A persona is Nemuri’s specialty – it is everything Midnight represents. A body, a persona, a disguise called to allure and misdirect. Midnight knows what it means to hide behind a mask – and she’s learned to read every twitch of an eyebrow, every click of the tongue, every change in a tone of voice. She knows when to be alert and when to be prepared. She knows what danger looks like, what fear smells like, and she is trained to de-escalate before shit hits the fan and yet failed to see the genuineness in all of Midoriya’s tells. His stutter isn’t to hide a lie. His trembling isn’t out of fear of being discovered. His tears aren’t a ploy. Midoriya is just a kid. A scared kid, a traumatized kid, a kid who saw things he never should have at his age. And each question Tsukauchi asks, each shake of Tsukauchi’s head, the tighter his grips goes, and darker his eyes get, Nemuri knows that she screwed up.

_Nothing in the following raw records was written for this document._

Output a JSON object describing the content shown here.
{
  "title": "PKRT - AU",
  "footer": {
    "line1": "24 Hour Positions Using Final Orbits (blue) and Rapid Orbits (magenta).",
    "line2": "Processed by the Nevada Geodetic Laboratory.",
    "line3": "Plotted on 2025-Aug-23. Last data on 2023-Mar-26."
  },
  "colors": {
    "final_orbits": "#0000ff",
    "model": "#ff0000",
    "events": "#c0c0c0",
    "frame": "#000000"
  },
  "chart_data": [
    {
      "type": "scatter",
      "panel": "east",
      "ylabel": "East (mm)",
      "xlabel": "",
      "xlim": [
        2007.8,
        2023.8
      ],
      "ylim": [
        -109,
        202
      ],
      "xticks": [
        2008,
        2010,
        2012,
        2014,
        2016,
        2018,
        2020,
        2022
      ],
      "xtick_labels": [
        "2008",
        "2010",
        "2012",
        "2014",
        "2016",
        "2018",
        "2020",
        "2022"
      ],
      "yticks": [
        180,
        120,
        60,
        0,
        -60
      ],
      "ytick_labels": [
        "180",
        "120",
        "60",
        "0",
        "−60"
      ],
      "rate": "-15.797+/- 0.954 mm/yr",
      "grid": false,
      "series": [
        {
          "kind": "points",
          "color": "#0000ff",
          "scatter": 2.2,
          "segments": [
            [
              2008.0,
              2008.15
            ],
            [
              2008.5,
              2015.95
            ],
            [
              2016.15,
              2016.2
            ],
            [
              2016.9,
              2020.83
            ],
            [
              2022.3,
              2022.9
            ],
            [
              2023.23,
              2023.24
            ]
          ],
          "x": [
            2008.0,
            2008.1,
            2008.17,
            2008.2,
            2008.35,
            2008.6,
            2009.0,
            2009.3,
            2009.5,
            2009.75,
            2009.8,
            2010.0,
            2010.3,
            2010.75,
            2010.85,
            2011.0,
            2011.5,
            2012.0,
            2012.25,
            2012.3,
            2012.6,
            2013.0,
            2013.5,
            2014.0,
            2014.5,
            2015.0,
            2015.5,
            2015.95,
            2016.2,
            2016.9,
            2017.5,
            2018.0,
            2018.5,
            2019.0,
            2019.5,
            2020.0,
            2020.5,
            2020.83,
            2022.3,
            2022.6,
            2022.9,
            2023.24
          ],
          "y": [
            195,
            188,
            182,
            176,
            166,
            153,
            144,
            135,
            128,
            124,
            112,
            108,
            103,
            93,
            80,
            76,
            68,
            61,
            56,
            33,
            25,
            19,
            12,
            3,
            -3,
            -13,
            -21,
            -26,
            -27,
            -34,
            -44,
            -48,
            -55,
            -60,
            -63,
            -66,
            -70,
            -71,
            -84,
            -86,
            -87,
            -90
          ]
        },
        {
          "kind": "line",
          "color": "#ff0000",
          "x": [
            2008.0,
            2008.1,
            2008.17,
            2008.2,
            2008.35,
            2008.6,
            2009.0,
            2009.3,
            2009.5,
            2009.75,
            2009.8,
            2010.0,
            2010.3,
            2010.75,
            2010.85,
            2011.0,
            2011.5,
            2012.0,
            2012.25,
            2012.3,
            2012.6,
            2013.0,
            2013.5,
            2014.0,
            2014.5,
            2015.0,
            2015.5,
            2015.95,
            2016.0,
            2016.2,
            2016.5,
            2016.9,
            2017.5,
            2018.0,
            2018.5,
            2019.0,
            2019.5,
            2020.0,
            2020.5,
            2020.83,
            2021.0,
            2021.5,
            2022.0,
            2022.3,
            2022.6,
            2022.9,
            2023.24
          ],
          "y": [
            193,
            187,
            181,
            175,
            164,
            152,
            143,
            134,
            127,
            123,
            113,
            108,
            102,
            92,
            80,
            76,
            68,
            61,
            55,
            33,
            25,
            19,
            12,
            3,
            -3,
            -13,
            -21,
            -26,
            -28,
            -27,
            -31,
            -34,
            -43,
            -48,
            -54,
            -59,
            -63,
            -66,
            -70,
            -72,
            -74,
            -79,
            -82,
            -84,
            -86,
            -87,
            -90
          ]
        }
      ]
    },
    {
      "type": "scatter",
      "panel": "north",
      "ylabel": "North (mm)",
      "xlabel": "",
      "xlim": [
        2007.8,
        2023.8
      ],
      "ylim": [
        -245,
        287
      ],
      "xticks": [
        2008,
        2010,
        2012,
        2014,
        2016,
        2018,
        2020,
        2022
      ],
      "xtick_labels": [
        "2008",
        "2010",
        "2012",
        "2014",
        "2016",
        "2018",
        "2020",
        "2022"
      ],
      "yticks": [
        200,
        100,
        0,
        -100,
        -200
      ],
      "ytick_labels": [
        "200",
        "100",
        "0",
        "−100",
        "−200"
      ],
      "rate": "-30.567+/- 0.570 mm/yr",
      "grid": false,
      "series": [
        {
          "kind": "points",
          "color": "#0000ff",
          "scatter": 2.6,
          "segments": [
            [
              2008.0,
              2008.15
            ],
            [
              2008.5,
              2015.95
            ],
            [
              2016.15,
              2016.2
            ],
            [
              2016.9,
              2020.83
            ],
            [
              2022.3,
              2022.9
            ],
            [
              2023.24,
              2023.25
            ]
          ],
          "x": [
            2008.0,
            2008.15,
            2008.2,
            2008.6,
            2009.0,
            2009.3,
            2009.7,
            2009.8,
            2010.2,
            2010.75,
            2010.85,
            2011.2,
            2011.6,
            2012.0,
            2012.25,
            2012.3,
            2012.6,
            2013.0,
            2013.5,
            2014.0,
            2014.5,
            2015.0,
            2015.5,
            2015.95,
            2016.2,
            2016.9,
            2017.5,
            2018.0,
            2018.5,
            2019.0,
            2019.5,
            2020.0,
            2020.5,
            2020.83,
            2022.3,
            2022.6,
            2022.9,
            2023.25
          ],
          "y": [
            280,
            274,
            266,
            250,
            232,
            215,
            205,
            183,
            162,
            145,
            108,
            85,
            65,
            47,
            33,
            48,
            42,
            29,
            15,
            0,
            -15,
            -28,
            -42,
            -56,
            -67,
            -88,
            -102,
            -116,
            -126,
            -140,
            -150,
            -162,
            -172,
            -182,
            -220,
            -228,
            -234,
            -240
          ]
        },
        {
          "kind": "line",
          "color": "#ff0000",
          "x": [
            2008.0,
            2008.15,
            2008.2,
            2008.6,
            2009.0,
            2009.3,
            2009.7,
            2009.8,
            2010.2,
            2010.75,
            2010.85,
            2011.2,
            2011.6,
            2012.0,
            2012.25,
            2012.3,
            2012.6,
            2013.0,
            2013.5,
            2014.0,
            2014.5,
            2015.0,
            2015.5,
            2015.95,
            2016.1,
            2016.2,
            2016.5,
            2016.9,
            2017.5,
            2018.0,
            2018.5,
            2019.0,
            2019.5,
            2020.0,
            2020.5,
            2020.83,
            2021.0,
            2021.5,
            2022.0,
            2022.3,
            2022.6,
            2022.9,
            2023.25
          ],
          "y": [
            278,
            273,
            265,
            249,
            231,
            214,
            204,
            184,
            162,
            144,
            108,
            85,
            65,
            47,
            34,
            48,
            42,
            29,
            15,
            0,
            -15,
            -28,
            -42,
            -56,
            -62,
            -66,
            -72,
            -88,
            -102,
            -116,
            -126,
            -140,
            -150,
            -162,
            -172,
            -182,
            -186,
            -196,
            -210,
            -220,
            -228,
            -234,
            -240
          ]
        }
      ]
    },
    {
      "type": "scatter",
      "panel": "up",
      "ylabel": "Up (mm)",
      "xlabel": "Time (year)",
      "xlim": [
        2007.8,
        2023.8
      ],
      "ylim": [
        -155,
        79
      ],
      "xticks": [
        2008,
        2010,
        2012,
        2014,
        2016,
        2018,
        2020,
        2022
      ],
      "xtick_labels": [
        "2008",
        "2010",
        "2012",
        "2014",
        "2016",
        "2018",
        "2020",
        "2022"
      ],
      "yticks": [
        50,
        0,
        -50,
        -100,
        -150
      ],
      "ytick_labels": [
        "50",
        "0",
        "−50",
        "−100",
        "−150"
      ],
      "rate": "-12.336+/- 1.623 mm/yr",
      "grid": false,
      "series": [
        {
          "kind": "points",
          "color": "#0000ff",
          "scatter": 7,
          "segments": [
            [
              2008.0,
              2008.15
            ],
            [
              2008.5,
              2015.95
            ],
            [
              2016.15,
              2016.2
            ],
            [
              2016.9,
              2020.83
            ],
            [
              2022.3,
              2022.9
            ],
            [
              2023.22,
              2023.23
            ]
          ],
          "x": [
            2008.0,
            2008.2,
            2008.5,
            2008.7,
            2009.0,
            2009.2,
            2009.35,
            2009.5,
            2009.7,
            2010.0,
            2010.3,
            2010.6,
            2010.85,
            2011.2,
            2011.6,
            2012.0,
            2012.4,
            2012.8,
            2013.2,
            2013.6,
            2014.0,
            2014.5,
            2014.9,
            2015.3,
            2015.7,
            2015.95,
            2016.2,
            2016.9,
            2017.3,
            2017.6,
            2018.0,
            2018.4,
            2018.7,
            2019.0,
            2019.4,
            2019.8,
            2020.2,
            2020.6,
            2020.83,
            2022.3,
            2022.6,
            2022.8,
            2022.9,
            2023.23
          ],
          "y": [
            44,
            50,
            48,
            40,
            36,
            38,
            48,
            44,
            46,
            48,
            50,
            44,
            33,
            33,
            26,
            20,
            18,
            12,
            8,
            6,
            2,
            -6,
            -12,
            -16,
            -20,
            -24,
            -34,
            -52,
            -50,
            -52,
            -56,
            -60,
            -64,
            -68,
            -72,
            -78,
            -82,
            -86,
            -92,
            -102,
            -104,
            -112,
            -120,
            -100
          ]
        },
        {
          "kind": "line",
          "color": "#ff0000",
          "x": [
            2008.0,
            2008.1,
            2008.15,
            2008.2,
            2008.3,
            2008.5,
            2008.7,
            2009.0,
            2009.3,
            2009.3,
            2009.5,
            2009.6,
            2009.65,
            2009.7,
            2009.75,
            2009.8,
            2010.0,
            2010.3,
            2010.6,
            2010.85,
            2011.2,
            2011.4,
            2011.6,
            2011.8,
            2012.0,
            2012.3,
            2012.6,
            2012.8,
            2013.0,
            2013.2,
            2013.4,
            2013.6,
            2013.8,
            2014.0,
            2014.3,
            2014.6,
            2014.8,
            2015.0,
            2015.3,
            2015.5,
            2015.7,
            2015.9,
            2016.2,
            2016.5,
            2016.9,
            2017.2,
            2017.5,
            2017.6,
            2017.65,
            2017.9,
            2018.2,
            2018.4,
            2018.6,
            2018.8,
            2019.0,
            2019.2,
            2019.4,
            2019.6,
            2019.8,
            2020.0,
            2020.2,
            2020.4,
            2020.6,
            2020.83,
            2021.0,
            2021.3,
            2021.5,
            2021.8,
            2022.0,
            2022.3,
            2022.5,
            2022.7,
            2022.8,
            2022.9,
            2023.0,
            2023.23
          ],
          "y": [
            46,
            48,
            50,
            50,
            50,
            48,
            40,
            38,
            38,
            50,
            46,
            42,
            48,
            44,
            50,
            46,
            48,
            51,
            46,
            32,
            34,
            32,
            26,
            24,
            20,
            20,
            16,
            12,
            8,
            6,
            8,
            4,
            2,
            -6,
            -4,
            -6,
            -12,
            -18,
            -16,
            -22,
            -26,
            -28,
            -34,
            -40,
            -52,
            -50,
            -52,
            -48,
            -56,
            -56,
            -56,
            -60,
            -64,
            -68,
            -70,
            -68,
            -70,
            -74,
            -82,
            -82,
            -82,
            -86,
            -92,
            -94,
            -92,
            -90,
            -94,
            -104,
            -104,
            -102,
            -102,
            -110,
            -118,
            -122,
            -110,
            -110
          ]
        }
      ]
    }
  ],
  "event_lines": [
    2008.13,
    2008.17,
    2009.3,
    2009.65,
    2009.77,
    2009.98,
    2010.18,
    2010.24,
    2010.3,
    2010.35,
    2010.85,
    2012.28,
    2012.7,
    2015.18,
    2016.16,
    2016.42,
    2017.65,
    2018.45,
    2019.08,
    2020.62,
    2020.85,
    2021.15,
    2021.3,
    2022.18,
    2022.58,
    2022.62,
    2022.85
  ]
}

Shouta should have expected this – the tense shoulders, the shaking hands, the rushing and the hiding and the fleeing. He should’ve expected this because it was the only logical conclusion to an equally stupid decision. Shouta made a mistake and Midoriya is paying the price and the aftermath of it all is as messy as it was when the All Might wrecked the interrogation room without his quirk.
Shouta watches Midoriya retreat back into the shell he once was.
He stops responding in class; he stops participating; he doesn’t look at him, or any teacher for that matter, in the eye; he doesn’t even stop to say hi. He catches him sometimes in quiet whispers with All Might and soft conversation with Hizashi but whenever Midoriya sees that there is someone else watching him, he grows quiet, pensive, and he retreats.
Midoriya makes himself small. He pulls his shoulders in, he grips his hand tight, and he doesn’t speak. And there are times that Shouta is afraid he doesn’t breathe.
And Shouta just wants to make it right. He wants to turn back time and scream at himself to stop this disaster before it can even begin. He wishes he didn’t see red when he saw Midoriya’s notebook lying on the floor of the classroom. He wishes he didn’t it pick up and allowed fear to rule his heart and force logic out of his mind. He wishes he wasn’t so afraid of repeating another villain attack on his watch that he grabbed every little bit of evidence he can find, no matter how small and forced it may be, because he had forgotten that no matter how much fear can keep him safe and his kids safe, fear can also drive one to madness. Accusing Midoriya was only a logical move. It’s a lie he doesn’t believe in. It’s a lie, he knows, since the thought first came to him. And two hours later, Shouta can’t help but twist and turn and read Midoriya’s notebook line per line, word per word, and force himself to see what he saw in the first place. Instead he sees scratchy chicken lines, tiny paragraphs, post-it notes, little drawings, and the hope of a scared little boy that this will be enough to keep his friends safe, to keep his teachers safe, to keep UA safe. And he has crushed that hope.
And Shouta wants to apologize, wants to say he’s sorry, but he knows an apology isn’t enough. It’s all he has to offer.
Shouta wants to reach out. He lost every right to.
He wants to make it right. He can’t.
Instead, all Shouta has is regrets.
And if he calls out to Midoriya, calls his name and asks him to stay, with a desperate desire to make things right, he doesn’t let the hurt get to him. This is all his fault.
And if Midoriya can’t look him in the eye, can’t even lift his face, he accepts it.
And if Todoroki stands in front of Midoriya, out of his direct line of sight, he accepts it.
And If Iida stands with him, looking at Shouta with eyes of contempt and disappointment, he accepts it.
And if Uraraka holds her pencil case tightly, all five fingers wrapping around it as if it’s a weapon she can hurl at him, he accepts it.
And if Shinsou stands behind Midoriya protectively, providing easy access to the exit while covering his bases, he accepts it.
Because Shouta made a mistake.
And all he is left with is the aftermath of a storm.